Надзиратель уселся в кресло следователя, я напротив, на стуле. На столе лежало наше – Ростома Амилахвари и моё – дело. Надзиратель раскрыл его, пробежал глазами заглавный лист, потом захлопнул папку и взглянул на меня.
– Подумать только, что делает вино! Губит, губит оно человека!.. Вот я, например, однажды в Сололаки… – Он вдруг вспомнил, что разговаривает с заключенным, и умолк.
– Ты убил? – спросил он в упор.
– Нет! Не убивали ни я, ни мой товарищ!
– Значит, он сам покончил с собой? – усмехнулся надзиратель.
– Что вы за народ! Почему вы не хотите мне верить?! Говорю же я: подошел к нам какой-то пьяный, нес какую-то чепуху, а потом разозлился, взял да и запустил бутылкой в своих дружков!
– Подошел к вашему столу?
– Да!
– Разозлился?
– Да!
– Запустил бутылкой?
– Да, бутылкой! – Я покосился на графин с водой. Надзиратель переставил графин ближе к себе.
– А на своем столе он не нашел бутылки?
– Да, не нашел!
– Ну-ка, подай мне твой стул! – попросил надзиратель.
– Как же подать, когда он привинчен к полу?
– А ты знаешь, почему он привинчен?
– Чтобы заключенный не обрушил его на голову такого следователя, как ты! – разозлился я.
Надзиратель рассмеялся.
– А я думаю – наоборот!
На этот раз рассмеялся я.
– Почему ты не веришь, что я не убийца?
– Я, может быть, и верю, но чем ты докажешь?
– Докажу!
– Бог тебе в помощь…
– И все же ты не веришь!
– Понимаешь, с одной стороны, я готов поверить тебе – лицо у тебя доброе, хорошее. Но, с другой стороны, как вспомню убитого… Ну, если б ты сказал, что убил его случайно…
– Какого черта – случайно! Не убивал я!
В комнату вошел следователь. Мы встали.
– Вот, начальник, привел! – отрапортовал мой надзиратель.
– Хорошо. Подожди в коридоре, – ответил следователь, усаживаясь за стол.
Надзиратель вышел, но тотчас же вернулся.
– Извините, начальник, сигареты его случайно захватил! – Он положил на стол передо мной пачку "Примы" и спички и быстро покинул комнату. Что-то теплое разлилось по моему телу, к горлу подкатил соленый комок.

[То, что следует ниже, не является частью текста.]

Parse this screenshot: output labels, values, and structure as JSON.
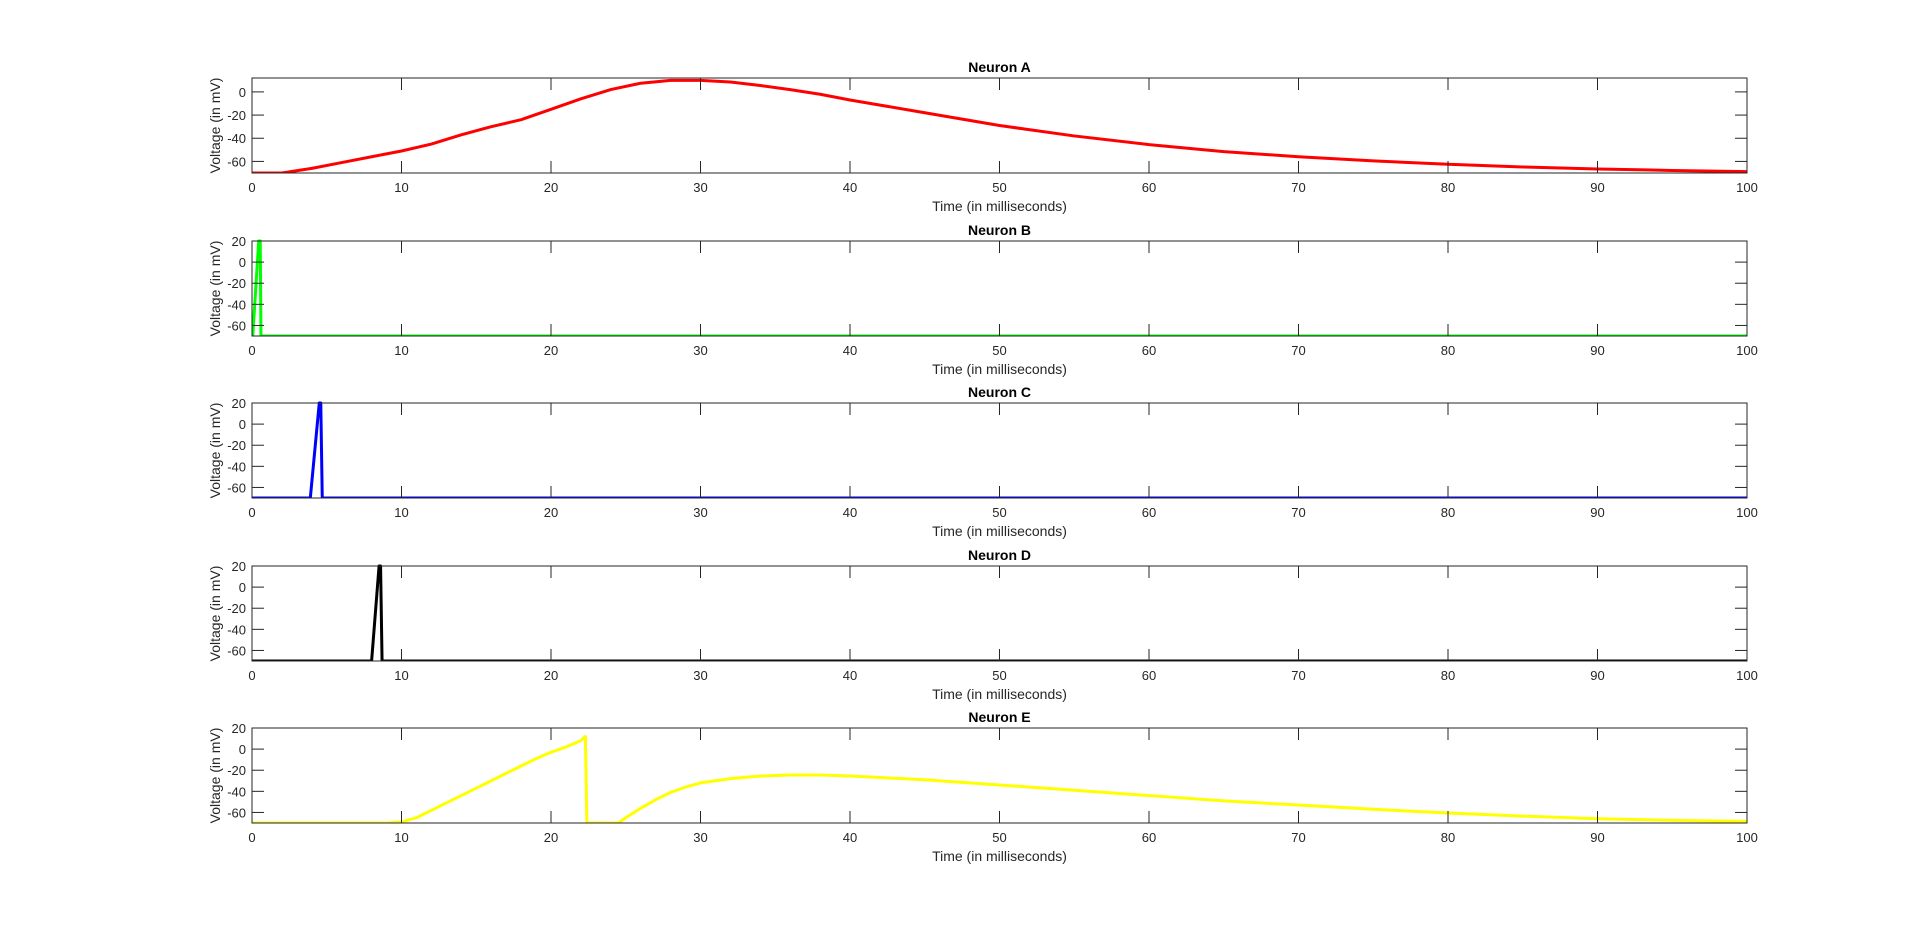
{
  "figure": {
    "background": "#ffffff"
  },
  "chart_data": [
    {
      "type": "line",
      "title": "Neuron A",
      "xlabel": "Time (in milliseconds)",
      "ylabel": "Voltage (in mV)",
      "xlim": [
        0,
        100
      ],
      "ylim": [
        -70,
        12
      ],
      "xticks": [
        0,
        10,
        20,
        30,
        40,
        50,
        60,
        70,
        80,
        90,
        100
      ],
      "yticks": [
        -60,
        -40,
        -20,
        0
      ],
      "grid": false,
      "series": [
        {
          "color": "#ff0000",
          "points": [
            [
              0,
              -70
            ],
            [
              2,
              -70
            ],
            [
              4,
              -66
            ],
            [
              6,
              -61
            ],
            [
              8,
              -56
            ],
            [
              10,
              -51
            ],
            [
              12,
              -45
            ],
            [
              14,
              -37
            ],
            [
              16,
              -30
            ],
            [
              18,
              -24
            ],
            [
              20,
              -15
            ],
            [
              22,
              -6
            ],
            [
              24,
              2
            ],
            [
              26,
              7.5
            ],
            [
              28,
              10
            ],
            [
              30,
              10
            ],
            [
              32,
              8.5
            ],
            [
              34,
              5.5
            ],
            [
              36,
              2
            ],
            [
              38,
              -2
            ],
            [
              40,
              -7
            ],
            [
              45,
              -18
            ],
            [
              50,
              -29
            ],
            [
              55,
              -38
            ],
            [
              60,
              -45.5
            ],
            [
              65,
              -51.5
            ],
            [
              70,
              -56
            ],
            [
              75,
              -59.5
            ],
            [
              80,
              -62.5
            ],
            [
              85,
              -64.8
            ],
            [
              90,
              -66.5
            ],
            [
              95,
              -67.8
            ],
            [
              100,
              -68.8
            ]
          ]
        }
      ]
    },
    {
      "type": "line",
      "title": "Neuron B",
      "xlabel": "Time (in milliseconds)",
      "ylabel": "Voltage (in mV)",
      "xlim": [
        0,
        100
      ],
      "ylim": [
        -70,
        20
      ],
      "xticks": [
        0,
        10,
        20,
        30,
        40,
        50,
        60,
        70,
        80,
        90,
        100
      ],
      "yticks": [
        -60,
        -40,
        -20,
        0,
        20
      ],
      "grid": false,
      "series": [
        {
          "color": "#00ff00",
          "points": [
            [
              0,
              -70
            ],
            [
              0.05,
              -70
            ],
            [
              0.45,
              20
            ],
            [
              0.55,
              20
            ],
            [
              0.6,
              -70
            ],
            [
              100,
              -70
            ]
          ]
        }
      ]
    },
    {
      "type": "line",
      "title": "Neuron C",
      "xlabel": "Time (in milliseconds)",
      "ylabel": "Voltage (in mV)",
      "xlim": [
        0,
        100
      ],
      "ylim": [
        -70,
        20
      ],
      "xticks": [
        0,
        10,
        20,
        30,
        40,
        50,
        60,
        70,
        80,
        90,
        100
      ],
      "yticks": [
        -60,
        -40,
        -20,
        0,
        20
      ],
      "grid": false,
      "series": [
        {
          "color": "#0000ff",
          "points": [
            [
              0,
              -70
            ],
            [
              3.9,
              -70
            ],
            [
              4.5,
              20
            ],
            [
              4.6,
              20
            ],
            [
              4.7,
              -70
            ],
            [
              100,
              -70
            ]
          ]
        }
      ]
    },
    {
      "type": "line",
      "title": "Neuron D",
      "xlabel": "Time (in milliseconds)",
      "ylabel": "Voltage (in mV)",
      "xlim": [
        0,
        100
      ],
      "ylim": [
        -70,
        20
      ],
      "xticks": [
        0,
        10,
        20,
        30,
        40,
        50,
        60,
        70,
        80,
        90,
        100
      ],
      "yticks": [
        -60,
        -40,
        -20,
        0,
        20
      ],
      "grid": false,
      "series": [
        {
          "color": "#000000",
          "points": [
            [
              0,
              -70
            ],
            [
              8.0,
              -70
            ],
            [
              8.5,
              20
            ],
            [
              8.6,
              20
            ],
            [
              8.7,
              -70
            ],
            [
              100,
              -70
            ]
          ]
        }
      ]
    },
    {
      "type": "line",
      "title": "Neuron E",
      "xlabel": "Time (in milliseconds)",
      "ylabel": "Voltage (in mV)",
      "xlim": [
        0,
        100
      ],
      "ylim": [
        -70,
        20
      ],
      "xticks": [
        0,
        10,
        20,
        30,
        40,
        50,
        60,
        70,
        80,
        90,
        100
      ],
      "yticks": [
        -60,
        -40,
        -20,
        0,
        20
      ],
      "grid": false,
      "series": [
        {
          "color": "#ffff00",
          "points": [
            [
              0,
              -70
            ],
            [
              9,
              -70
            ],
            [
              10,
              -69
            ],
            [
              11,
              -65
            ],
            [
              12,
              -58
            ],
            [
              13,
              -51
            ],
            [
              14,
              -44
            ],
            [
              15,
              -37
            ],
            [
              16,
              -30
            ],
            [
              17,
              -23
            ],
            [
              18,
              -16
            ],
            [
              19,
              -9
            ],
            [
              20,
              -3
            ],
            [
              21,
              2
            ],
            [
              22,
              8
            ],
            [
              22.3,
              12
            ],
            [
              22.4,
              -70
            ],
            [
              24.5,
              -70
            ],
            [
              25,
              -65
            ],
            [
              26,
              -56
            ],
            [
              27,
              -48
            ],
            [
              28,
              -41
            ],
            [
              29,
              -36
            ],
            [
              30,
              -32
            ],
            [
              32,
              -28
            ],
            [
              34,
              -25.5
            ],
            [
              36,
              -24.5
            ],
            [
              38,
              -24.5
            ],
            [
              40,
              -25.5
            ],
            [
              45,
              -29
            ],
            [
              50,
              -34
            ],
            [
              55,
              -39
            ],
            [
              60,
              -44
            ],
            [
              65,
              -49
            ],
            [
              70,
              -53
            ],
            [
              75,
              -57
            ],
            [
              80,
              -60.5
            ],
            [
              85,
              -63.5
            ],
            [
              90,
              -66
            ],
            [
              95,
              -67.5
            ],
            [
              100,
              -68.5
            ]
          ]
        }
      ]
    }
  ]
}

Следователь Гагуа расследует дело с первого же дня нашего ареста. Собственно, он уже закончил следствие, составил обвинительное заключение и ждет лишь наших подписей, чтобы передать дело в прокуратуру. Но мы отказываемся от подписания обвинительного заключения. Гагуа, конечно, давно плюнул бы на это – он может обойтись и без наших подписей, – но ему мешает одно формальное, по его мнению, обстоятельство: до сих пор не допрошен человек, который в тот злополучный вечер подходил к нашему столу и из-за которого, по существу, и разгорелся весь сыр-бор. Вот уже второй месяц Акакий-Како-Каки лежит в больнице с сотрясением мозга.

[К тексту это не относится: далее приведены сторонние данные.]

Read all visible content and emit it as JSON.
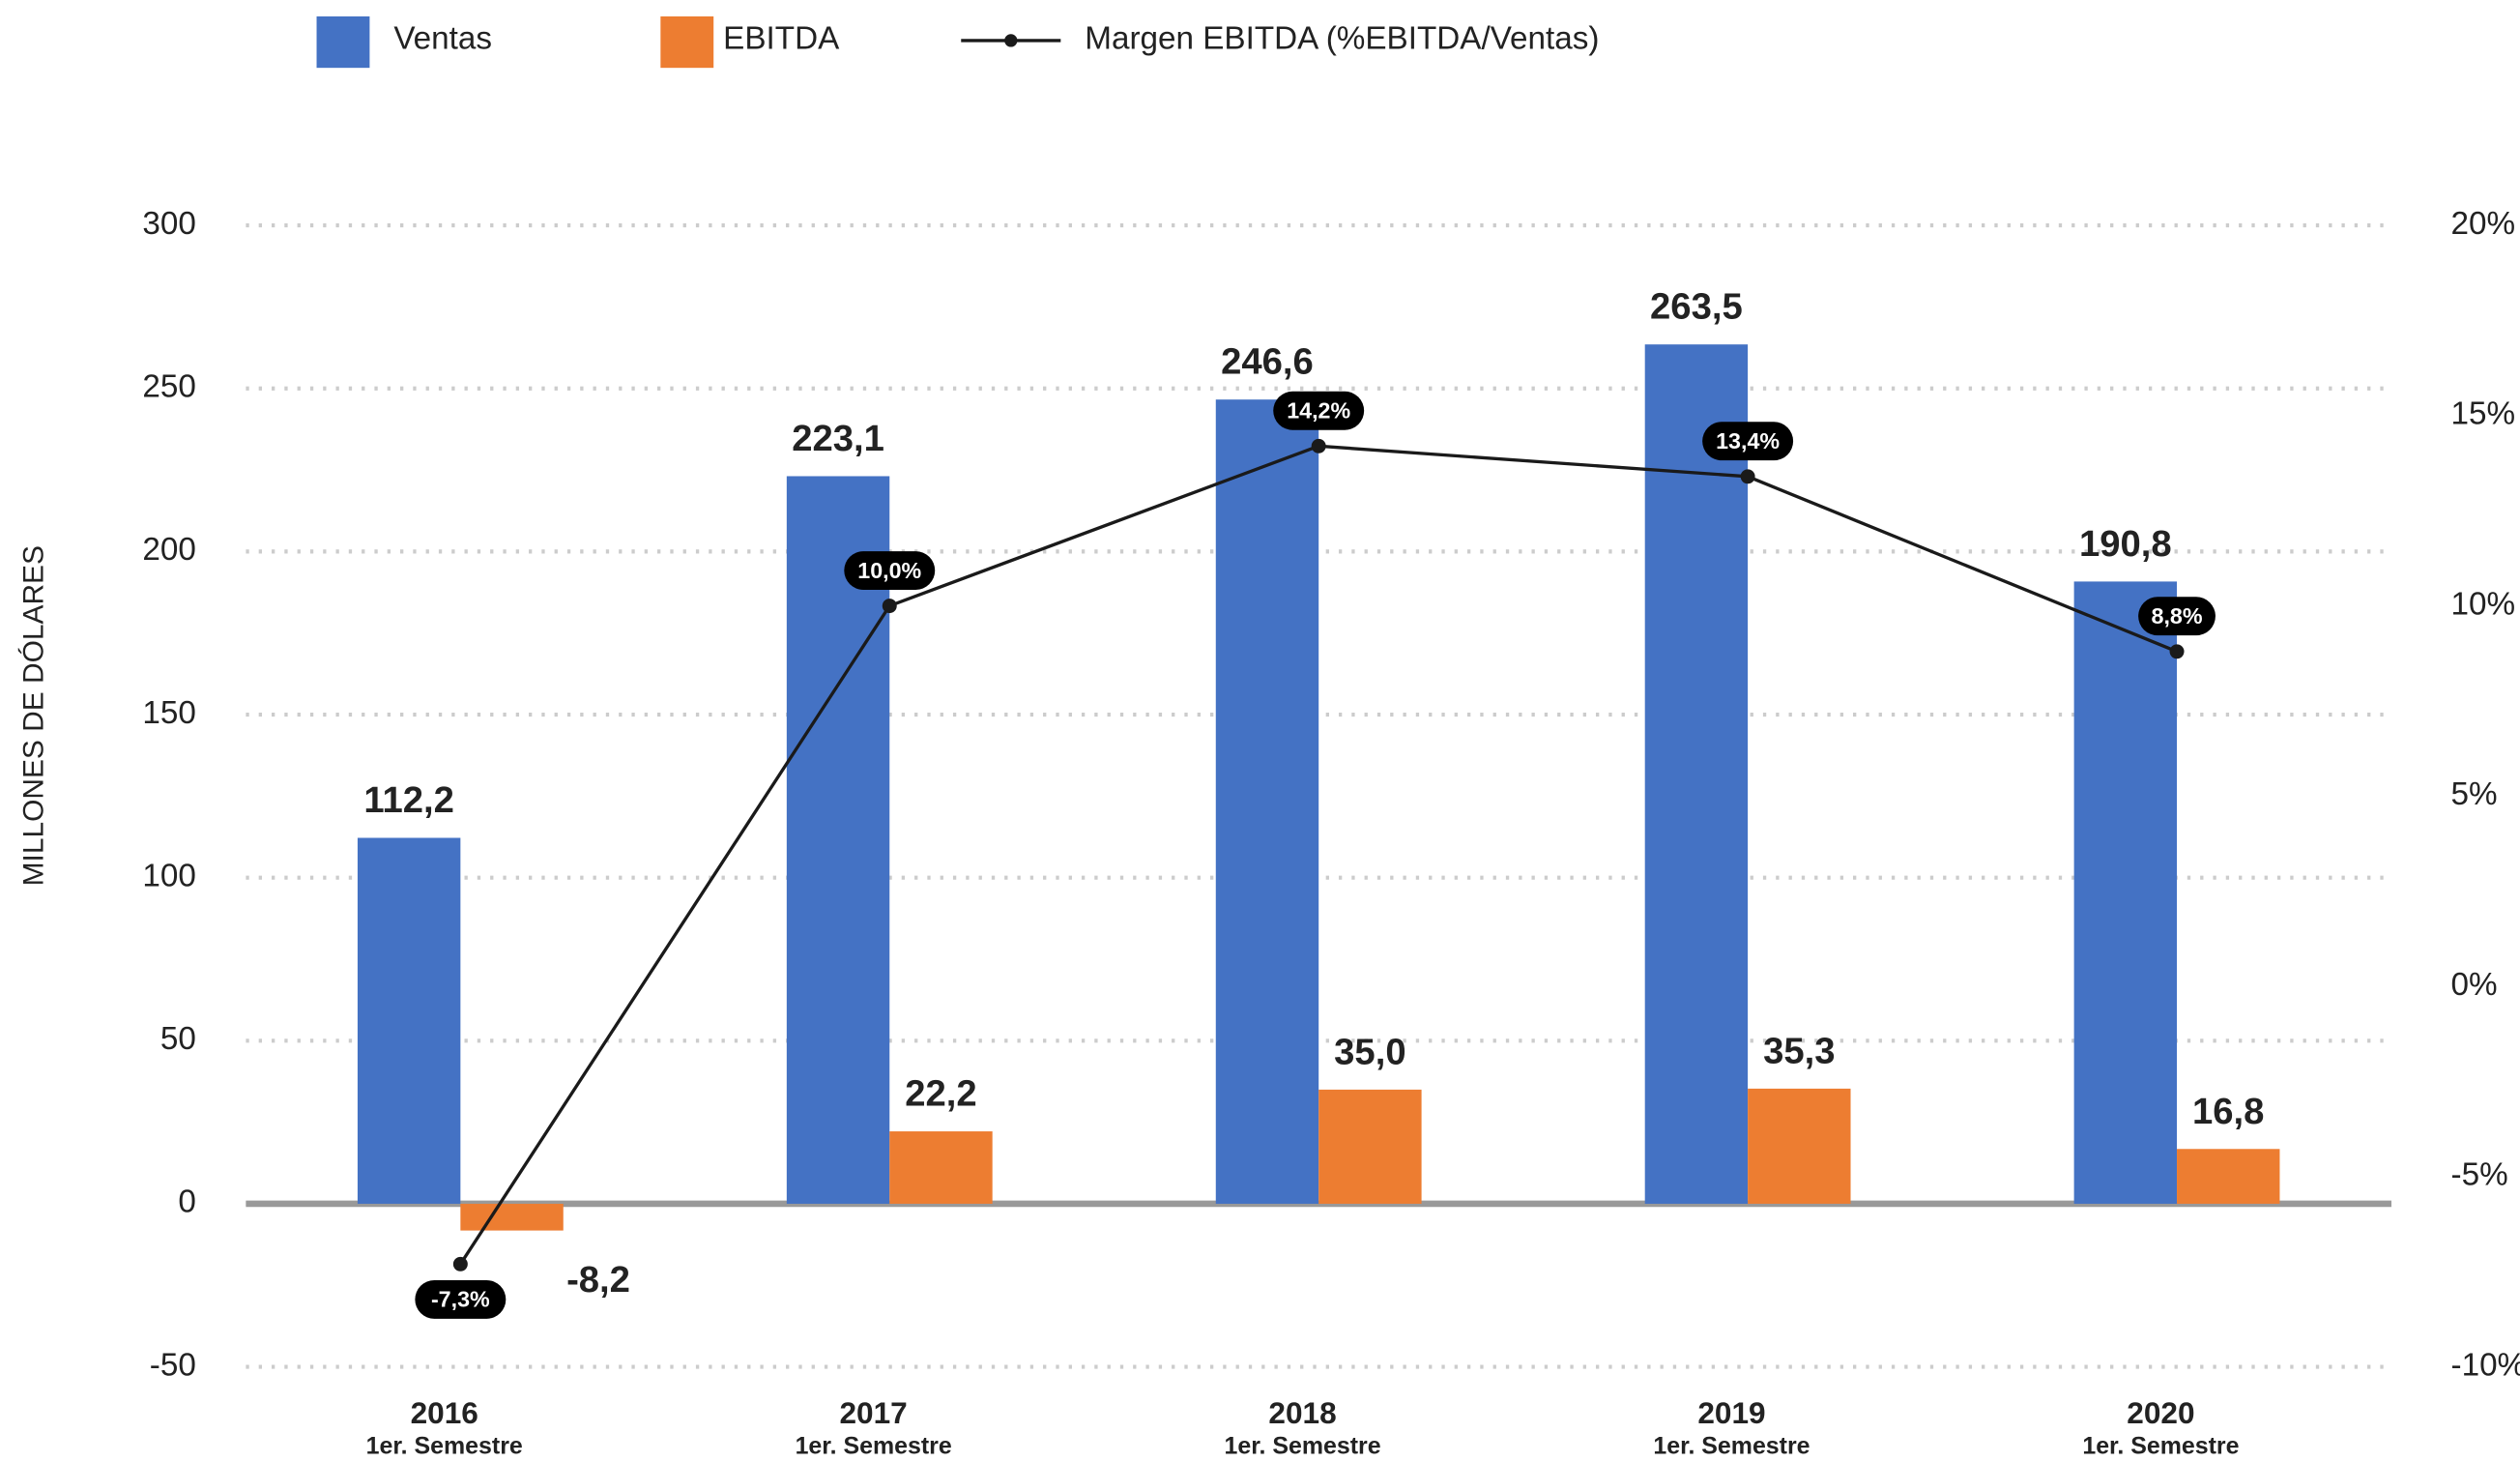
{
  "chart_data": {
    "type": "bar",
    "categories": [
      [
        "2016",
        "1er. Semestre"
      ],
      [
        "2017",
        "1er. Semestre"
      ],
      [
        "2018",
        "1er. Semestre"
      ],
      [
        "2019",
        "1er. Semestre"
      ],
      [
        "2020",
        "1er. Semestre"
      ]
    ],
    "ylabel": "MILLONES DE DÓLARES",
    "ylim": [
      -50,
      300
    ],
    "yticks": [
      -50,
      0,
      50,
      100,
      150,
      200,
      250,
      300
    ],
    "y2lim": [
      -10,
      20
    ],
    "y2ticks": [
      {
        "value": -10,
        "label": "-10%"
      },
      {
        "value": -5,
        "label": "-5%"
      },
      {
        "value": 0,
        "label": "0%"
      },
      {
        "value": 5,
        "label": "5%"
      },
      {
        "value": 10,
        "label": "10%"
      },
      {
        "value": 15,
        "label": "15%"
      },
      {
        "value": 20,
        "label": "20%"
      }
    ],
    "grid": true,
    "series": [
      {
        "name": "Ventas",
        "type": "bar",
        "color": "#4472c4",
        "values": [
          112.2,
          223.1,
          246.6,
          263.5,
          190.8
        ],
        "value_labels": [
          "112,2",
          "223,1",
          "246,6",
          "263,5",
          "190,8"
        ]
      },
      {
        "name": "EBITDA",
        "type": "bar",
        "color": "#ed7d31",
        "values": [
          -8.2,
          22.2,
          35.0,
          35.3,
          16.8
        ],
        "value_labels": [
          "-8,2",
          "22,2",
          "35,0",
          "35,3",
          "16,8"
        ]
      },
      {
        "name": "Margen EBITDA (%EBITDA/Ventas)",
        "type": "line",
        "axis": "y2",
        "color": "#1a1a1a",
        "values": [
          -7.3,
          10.0,
          14.2,
          13.4,
          8.8
        ],
        "value_labels": [
          "-7,3%",
          "10,0%",
          "14,2%",
          "13,4%",
          "8,8%"
        ]
      }
    ]
  }
}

Каждый день, за исключением субботы и воскресенья, Гагуа вызывает меня к себе и задает одни и те же вопросы. Вот и сейчас он сидит передо мной. И я знаю наизусть, что он скажет, что он сделает, куда он посмотрит… Это становится невыносимо!..
Сейчас он вынет расческу из кармана кителя… Вынул.
Проведет расческой по жидким волосам… Провел.
Дунет на расческу и положит её в карман… Положил.
Подойдет к окну, откроет его… Открыл.
И снова сядет… Сел.
Потом согнет толстые пальцы, забарабанит до столу и скажет: "Мда-а-а…"
– Мда-а-а… До каких же пор ты думаешь отнекиваться, а?
Боже мой, какая у него большая голова и какой низкий лоб!
– Тебя спрашиваю! Долго мы ещё будем играть в молчанку?
– Товарищ Гагуа… – начал я.
– Я тебе не товарищ! Я – капитан милиции Виктор Адольфович Гагуа, следователь, – поправил он меня.
– Я не нуждаюсь в снисхождении, уважаемый следователь, я понимаю ваше затруднительное положение, но ведь и вы должны войти в моё безвыходное положение…
– Накашидзе, я не обвиняю тебя в умышленном убийстве. В состоянии опьянения ты запустил в человека бутылкой, что и явилось причиной его смерти. Это несколько облегчает твоё положение.
– Я не нуждаюсь в снисхождении, уважаемый следователь, я требую установления истины!